Barely (Para) Legal

Law is a solemn profession. I'm a distinctly casual individual. Law is conservative. I'm crazy. The resultant friction amuses me, so I talk about it.

Monday, December 11, 2006

The legal community sometimes reminds me of a weird cult, like some town in British Columbia or wherever populated entirely by Fundamentalist Mormons.

Everyone knows everyone. The people in my office aside, I can hardly go five minutes without running into someone that I know, or, worse, someone who has known me since I was knee-high to a small thing, whose name I couldn't tell you on a bet. Everywhere I go it's "Hello, Miss Barely! How are you this morning, Miss Barely? How's school going, Miss Barely? How's your dad, Miss Barely?"

This is even less fun when it happens first thing Monday morning, like today. I keep expecting someone to boom out "How is your period treating you today, Miss Barely? Got that heavy flow under control?"

Admittedly, this familiarity can be pleasant. It's better than being a faceless number in a call center like I was for years. It's nice, sometimes, to have everyone know you, like the work version of Cheers. But at times, when a girl is still all stomach-crampy and not really feeling the whole "out of bed and at work" thing, sometimes she'd rather be a faceless number than have to smile broadly at fifty people before ten a.m.

Then there's the matter of work clothes. During my Hold Music period, the call center years, it didn't matter what I wore.
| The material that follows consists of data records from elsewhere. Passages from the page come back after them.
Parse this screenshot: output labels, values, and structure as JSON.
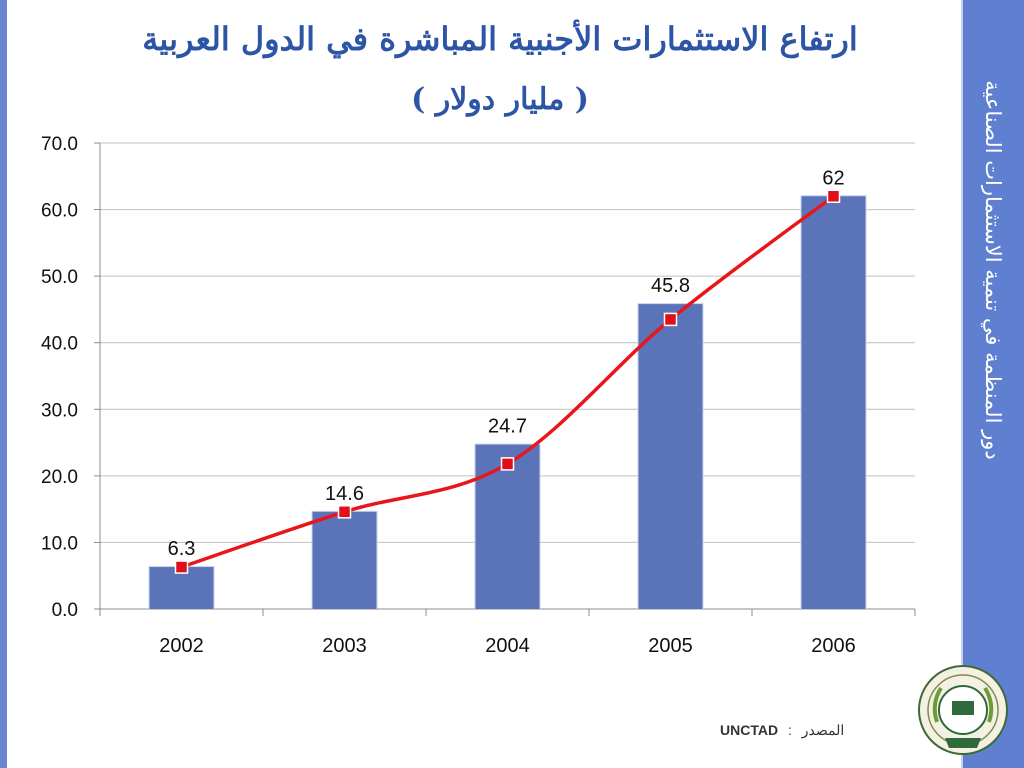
{
  "slide": {
    "title_line1": "ارتفاع الاستثمارات الأجنبية المباشرة في الدول العربية",
    "title_line2": "( مليار دولار )",
    "side_text": "دور المنظمة في تنمية الاستثمارات الصناعية",
    "source_label": "المصدر",
    "source_separator": ":",
    "source_value": "UNCTAD",
    "logo_text": "AIDMO"
  },
  "colors": {
    "bar": "#5a73b9",
    "line": "#e8161b",
    "marker": "#e0101a",
    "title": "#2d55a6",
    "band": "#5f7fd0"
  },
  "chart_data": {
    "type": "bar",
    "categories": [
      "2002",
      "2003",
      "2004",
      "2005",
      "2006"
    ],
    "values": [
      6.3,
      14.6,
      24.7,
      45.8,
      62
    ],
    "value_labels": [
      "6.3",
      "14.6",
      "24.7",
      "45.8",
      "62"
    ],
    "line_values": [
      6.3,
      14.6,
      21.8,
      43.5,
      62
    ],
    "ylim": [
      0,
      70
    ],
    "yticks": [
      "0.0",
      "10.0",
      "20.0",
      "30.0",
      "40.0",
      "50.0",
      "60.0",
      "70.0"
    ],
    "grid": true,
    "legend": "none",
    "title": "",
    "xlabel": "",
    "ylabel": ""
  }
}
Once in three years at my last job was I told that I couldn't wear what I was wearing, and even then I wasn't sent home, just told not to wear it back to the call center. When I telecommuted, half the time I wasn't even what most people define as "dressed".

I went this weekend and was basically forced to drop nearly $100 on winter-weight work clothes, because I didn't have anything nice enough without holes or visible stains. I wear heels. Every day. I wear lipstick. And eyeshadow.

Someday I expect someone -- I'm not sure who, that's never clear in this particular anxiety nightmare -- to come up to me, probably in the courthouse, and declaim at length that I am a fraud; that under this headwrap there are foot-and-a-half long dreadlocks, that under my dressing table there are trashy British bondage novels, that under this veneer of sophisticated civilization lurks the heart of an unrepentant, tree-hugging, authority-disrespecting hippie, who would wear jeans every day and smoke in her office if she was given half a chance.

Sometimes I feel like a spy, or a plant. Sometimes I wonder how it is, exactly, that I became a person who doesn't have to walk through the metal detectors to get into public buildings. I suppose it's because if I ever were to pull anything of an unsavory nature, everyone who had been there at the time would be able to chorus, "We know who it was! It was MISS BARELY!"

I guess it's a good thing that, among other things, I'm a rational pacifist.

2 Comments:

Anonymous Anonymous said...

"We know who it was! It was MISS BARELY!"


*ROFLOL* I'mma start calling you Ms. B is real life now.... Mwuwuaahahhaaa!!

I love reading this though - it's all tales I've heard, but - funnier!

3:00 PM  
Blogger Pope Lizbet said...

Yay! Ms. B is actually our local bookstore owner, though, so that could cause confusion......

*hugs* love you! Thanks for popping my comment cherry!